Where the movie falls apart is in its desire to deliver Oscar-clip money shots; I counted three or four occasions where the score by Rodrigo Leão wells up for what’s supposed to be a "cry now" moment, but the intended sweep just isn’t there.

It’s too bad Daniels seemingly felt compelled to fish for tears, because "The Butler" has no shortage of powerful scenes and memorable performances. Oyelowo steals the show, aging over the course of the movie from a 17-year-old high-school student to a 60-ish Obama supporter, and he perfectly captures the anger and idealism of youth without making the character a cliché or a mere mouthpiece.

Whitaker embodies the quiet dignity of a man who has spent his life showing one face to his employers and another to his friends and family, and Oprah Winfrey (as Cecil’s wife Gloria) is clearly reveling in the opportunity to shake up her image a bit and play a boozy adulteress. (Her smoking scenes, alas, reveal some of the least convincing inhaling ever performed on screen.)
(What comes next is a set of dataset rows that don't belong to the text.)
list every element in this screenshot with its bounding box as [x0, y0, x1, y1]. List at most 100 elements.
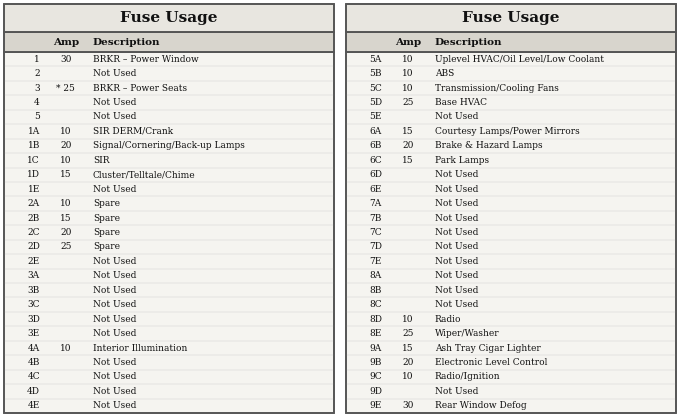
Text: 8E: 8E — [369, 329, 382, 338]
Text: 15: 15 — [402, 127, 413, 136]
Text: 9C: 9C — [369, 372, 382, 382]
Text: 10: 10 — [402, 69, 413, 78]
Text: Not Used: Not Used — [435, 257, 478, 266]
Text: Not Used: Not Used — [435, 228, 478, 237]
Text: Fuse Usage: Fuse Usage — [120, 11, 218, 25]
Text: 25: 25 — [402, 98, 413, 107]
Text: 5E: 5E — [369, 113, 382, 121]
Text: 8C: 8C — [369, 300, 382, 309]
Text: Not Used: Not Used — [92, 300, 136, 309]
Text: Signal/Cornering/Back-up Lamps: Signal/Cornering/Back-up Lamps — [92, 141, 245, 151]
Text: 7D: 7D — [369, 242, 382, 251]
Text: 10: 10 — [60, 199, 71, 208]
Text: 2E: 2E — [28, 257, 40, 266]
Text: 8D: 8D — [369, 315, 382, 324]
Text: 2A: 2A — [28, 199, 40, 208]
Text: 30: 30 — [61, 55, 71, 64]
Text: Electronic Level Control: Electronic Level Control — [435, 358, 547, 367]
Text: * 25: * 25 — [56, 83, 75, 93]
Text: Not Used: Not Used — [92, 98, 136, 107]
Text: 1E: 1E — [28, 185, 40, 193]
Text: Not Used: Not Used — [92, 257, 136, 266]
Text: 4E: 4E — [28, 401, 40, 410]
Text: Amp: Amp — [395, 38, 421, 47]
Text: Not Used: Not Used — [435, 387, 478, 396]
Bar — [4, 4, 334, 413]
Text: Not Used: Not Used — [435, 113, 478, 121]
Text: Not Used: Not Used — [92, 271, 136, 280]
Text: 10: 10 — [60, 156, 71, 165]
Text: 6B: 6B — [369, 141, 382, 151]
Text: Radio/Ignition: Radio/Ignition — [435, 372, 500, 382]
Text: 2C: 2C — [27, 228, 40, 237]
Text: Not Used: Not Used — [435, 242, 478, 251]
Text: 15: 15 — [60, 170, 71, 179]
Text: Spare: Spare — [92, 242, 120, 251]
Text: Not Used: Not Used — [92, 329, 136, 338]
Text: Base HVAC: Base HVAC — [435, 98, 487, 107]
Text: 5: 5 — [34, 113, 40, 121]
Text: 7E: 7E — [369, 257, 382, 266]
Text: Not Used: Not Used — [92, 387, 136, 396]
Text: 8A: 8A — [370, 271, 382, 280]
Text: 4B: 4B — [28, 358, 40, 367]
Bar — [346, 4, 676, 413]
Text: Rear Window Defog: Rear Window Defog — [435, 401, 526, 410]
Text: Not Used: Not Used — [92, 69, 136, 78]
Text: Not Used: Not Used — [435, 185, 478, 193]
Text: Radio: Radio — [435, 315, 461, 324]
Text: 5A: 5A — [369, 55, 382, 64]
Bar — [4, 32, 334, 52]
Text: ABS: ABS — [435, 69, 454, 78]
Text: Not Used: Not Used — [435, 170, 478, 179]
Text: 10: 10 — [402, 55, 413, 64]
Text: Interior Illumination: Interior Illumination — [92, 344, 187, 352]
Text: 15: 15 — [60, 214, 71, 223]
Text: 1C: 1C — [27, 156, 40, 165]
Text: BRKR – Power Seats: BRKR – Power Seats — [92, 83, 187, 93]
Text: 2B: 2B — [28, 214, 40, 223]
Text: Park Lamps: Park Lamps — [435, 156, 489, 165]
Text: 1B: 1B — [28, 141, 40, 151]
Text: 25: 25 — [402, 329, 413, 338]
Text: 6C: 6C — [369, 156, 382, 165]
Text: 10: 10 — [402, 372, 413, 382]
Text: 25: 25 — [60, 242, 71, 251]
Text: Uplevel HVAC/Oil Level/Low Coolant: Uplevel HVAC/Oil Level/Low Coolant — [435, 55, 604, 64]
Text: 15: 15 — [402, 344, 413, 352]
Text: Not Used: Not Used — [435, 214, 478, 223]
Text: Description: Description — [92, 38, 160, 47]
Text: 5D: 5D — [369, 98, 382, 107]
Text: Not Used: Not Used — [435, 271, 478, 280]
Text: 1: 1 — [34, 55, 40, 64]
Text: 5B: 5B — [369, 69, 382, 78]
Text: 1D: 1D — [27, 170, 40, 179]
Text: 8B: 8B — [369, 286, 382, 295]
Text: Not Used: Not Used — [92, 401, 136, 410]
Text: BRKR – Power Window: BRKR – Power Window — [92, 55, 199, 64]
Text: 3B: 3B — [28, 286, 40, 295]
Text: 30: 30 — [402, 401, 413, 410]
Text: Not Used: Not Used — [92, 113, 136, 121]
Text: 1A: 1A — [28, 127, 40, 136]
Text: Spare: Spare — [92, 228, 120, 237]
Bar — [346, 32, 676, 52]
Text: 6D: 6D — [369, 170, 382, 179]
Text: Not Used: Not Used — [92, 315, 136, 324]
Text: 10: 10 — [402, 315, 413, 324]
Text: Spare: Spare — [92, 199, 120, 208]
Text: Description: Description — [435, 38, 503, 47]
Text: Wiper/Washer: Wiper/Washer — [435, 329, 499, 338]
Bar — [346, 52, 676, 413]
Text: SIR DERM/Crank: SIR DERM/Crank — [92, 127, 173, 136]
Text: 3E: 3E — [28, 329, 40, 338]
Bar — [4, 52, 334, 413]
Bar — [346, 4, 676, 32]
Text: 20: 20 — [61, 228, 71, 237]
Text: Not Used: Not Used — [435, 286, 478, 295]
Text: 20: 20 — [402, 358, 413, 367]
Text: Cluster/Telltale/Chime: Cluster/Telltale/Chime — [92, 170, 195, 179]
Text: 3A: 3A — [28, 271, 40, 280]
Text: 10: 10 — [60, 127, 71, 136]
Text: 15: 15 — [402, 156, 413, 165]
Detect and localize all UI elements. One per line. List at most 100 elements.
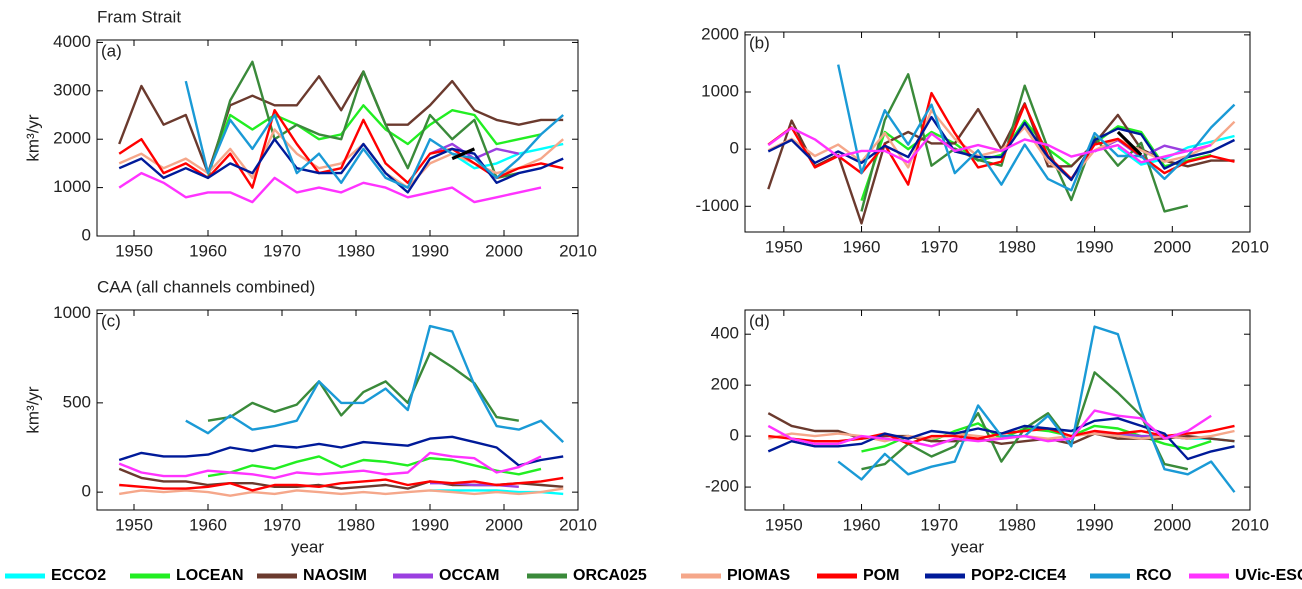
panel-label: (a) xyxy=(101,41,122,60)
y-tick-label: 0 xyxy=(82,482,91,501)
legend-item: PIOMAS xyxy=(681,567,790,584)
series-line xyxy=(118,138,564,194)
x-tick-label: 1960 xyxy=(189,515,227,534)
series-line xyxy=(118,171,542,204)
y-axis-label: km³/yr xyxy=(23,386,42,434)
series-line xyxy=(184,80,564,189)
series-line xyxy=(451,147,476,161)
legend-item: LOCEAN xyxy=(130,567,244,584)
legend-label: RCO xyxy=(1136,567,1172,584)
x-tick-label: 1950 xyxy=(115,515,153,534)
x-tick-label: 1980 xyxy=(998,237,1036,256)
legend-label: ECCO2 xyxy=(51,567,106,584)
y-tick-label: 4000 xyxy=(53,32,91,51)
x-tick-label: 1960 xyxy=(843,515,881,534)
series-line xyxy=(767,126,1212,164)
legend-label: UVic-ESCM xyxy=(1235,567,1302,584)
x-tick-label: 1990 xyxy=(411,241,449,260)
y-tick-label: -200 xyxy=(705,477,739,496)
x-tick-label: 1970 xyxy=(263,241,301,260)
series-line xyxy=(1116,130,1143,157)
panel-title: CAA (all channels combined) xyxy=(97,277,315,296)
y-tick-label: 500 xyxy=(63,392,91,411)
panel-label: (b) xyxy=(749,33,770,52)
series-line xyxy=(207,455,542,478)
x-tick-label: 2010 xyxy=(559,515,597,534)
y-tick-label: -1000 xyxy=(696,196,739,215)
legend-item: RCO xyxy=(1090,567,1172,584)
y-tick-label: 0 xyxy=(730,139,739,158)
series-line xyxy=(837,325,1236,493)
series-line xyxy=(118,451,542,480)
y-tick-label: 3000 xyxy=(53,80,91,99)
legend-label: POM xyxy=(863,567,899,584)
legend-label: PIOMAS xyxy=(727,567,790,584)
legend-label: LOCEAN xyxy=(176,567,244,584)
panel-label: (d) xyxy=(749,311,770,330)
legend-item: ORCA025 xyxy=(527,567,647,584)
x-tick-label: 1950 xyxy=(115,241,153,260)
y-tick-label: 200 xyxy=(711,375,739,394)
x-tick-label: 1980 xyxy=(337,241,375,260)
legend-item: ECCO2 xyxy=(5,567,106,584)
x-tick-label: 2000 xyxy=(1153,237,1191,256)
series-line xyxy=(119,487,564,497)
axes-box xyxy=(744,31,1251,233)
x-tick-label: 1970 xyxy=(920,515,958,534)
x-tick-label: 2000 xyxy=(1153,515,1191,534)
x-tick-label: 2010 xyxy=(1231,515,1269,534)
axes-box xyxy=(96,39,579,237)
series-line xyxy=(207,351,519,422)
x-tick-label: 1990 xyxy=(1076,515,1114,534)
x-tick-label: 2010 xyxy=(559,241,597,260)
x-tick-label: 2010 xyxy=(1231,237,1269,256)
x-tick-label: 1970 xyxy=(920,237,958,256)
y-tick-label: 1000 xyxy=(701,81,739,100)
panel-label: (c) xyxy=(101,311,121,330)
series-line xyxy=(206,104,542,174)
y-tick-label: 0 xyxy=(82,225,91,244)
x-tick-label: 1950 xyxy=(765,515,803,534)
legend-label: NAOSIM xyxy=(303,567,367,584)
legend-item: UVic-ESCM xyxy=(1189,567,1302,584)
x-tick-label: 1990 xyxy=(1076,237,1114,256)
legend-item: POM xyxy=(817,567,899,584)
series-line xyxy=(837,64,1236,192)
series-line xyxy=(185,324,565,443)
legend-label: POP2-CICE4 xyxy=(971,567,1066,584)
x-tick-label: 1950 xyxy=(765,237,803,256)
y-tick-label: 400 xyxy=(711,324,739,343)
legend-label: ORCA025 xyxy=(573,567,647,584)
axes-box xyxy=(744,309,1251,511)
series-line xyxy=(118,128,564,189)
y-tick-label: 1000 xyxy=(53,303,91,322)
series-line xyxy=(118,70,564,175)
x-tick-label: 1960 xyxy=(843,237,881,256)
legend-item: NAOSIM xyxy=(257,567,367,584)
x-tick-label: 1960 xyxy=(189,241,227,260)
x-tick-label: 2000 xyxy=(485,241,523,260)
x-tick-label: 1980 xyxy=(998,515,1036,534)
legend-item: OCCAM xyxy=(393,567,499,584)
legend-item: POP2-CICE4 xyxy=(925,567,1066,584)
series-line xyxy=(767,91,1235,186)
y-axis-label: km³/yr xyxy=(23,114,42,162)
x-axis-label: year xyxy=(291,537,324,556)
y-tick-label: 2000 xyxy=(701,24,739,43)
series-line xyxy=(767,409,1212,448)
y-tick-label: 0 xyxy=(730,426,739,445)
panel-title: Fram Strait xyxy=(97,7,181,26)
x-tick-label: 1990 xyxy=(411,515,449,534)
y-tick-label: 2000 xyxy=(53,129,91,148)
series-line xyxy=(861,371,1189,471)
axes-box xyxy=(96,309,579,511)
series-line xyxy=(118,435,564,467)
x-tick-label: 2000 xyxy=(485,515,523,534)
legend-label: OCCAM xyxy=(439,567,499,584)
x-tick-label: 1970 xyxy=(263,515,301,534)
series-line xyxy=(451,142,564,170)
y-tick-label: 1000 xyxy=(53,177,91,196)
x-axis-label: year xyxy=(951,537,984,556)
series-line xyxy=(206,60,520,180)
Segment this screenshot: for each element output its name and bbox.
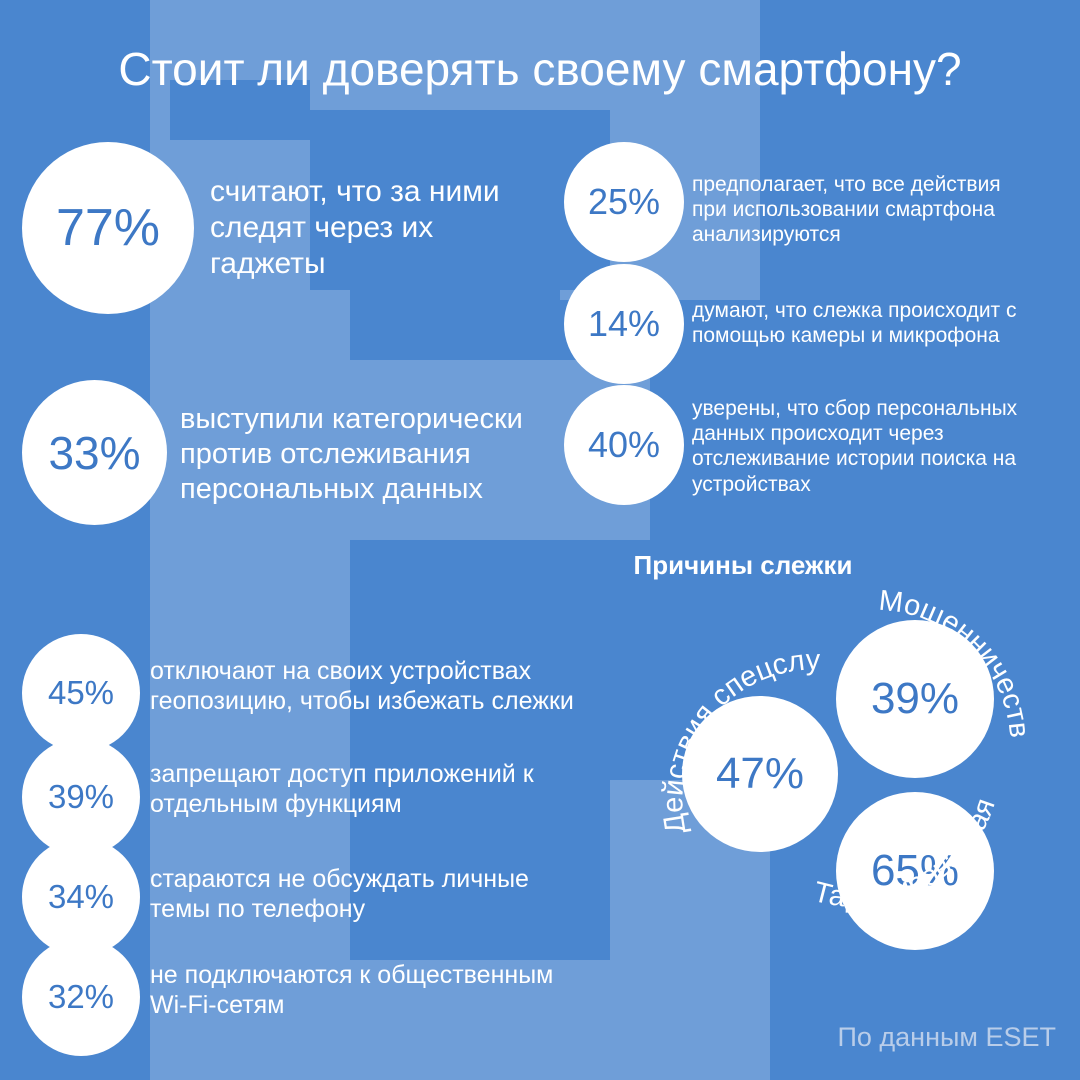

She’s the beneficiary of the parade of the era’s fashions, going from conservative 1950s outfits to the more out-there dresses and hairstyles of the 1960s and 1970s. It’s telling that Gloria disapproves of the afro and hoop earrings sported by Louis’s radical girlfriend in 1968 but is rocking the look herself just a few years later, as she’s dancing to "Soul Train."

It’s also worth noting that the old-age prosthetics created by the film’s talented team are uniformly excellent. That’s one prize "The Butler" has strong shot at winning.

The celeb cameos inside the White House are amusing but mostly inconsequential, although it definitely counts as a pop culture moment when Jane Fonda plays Nancy Reagan. The presidents wind up being background players in this story, anyway, where the personal really is the political.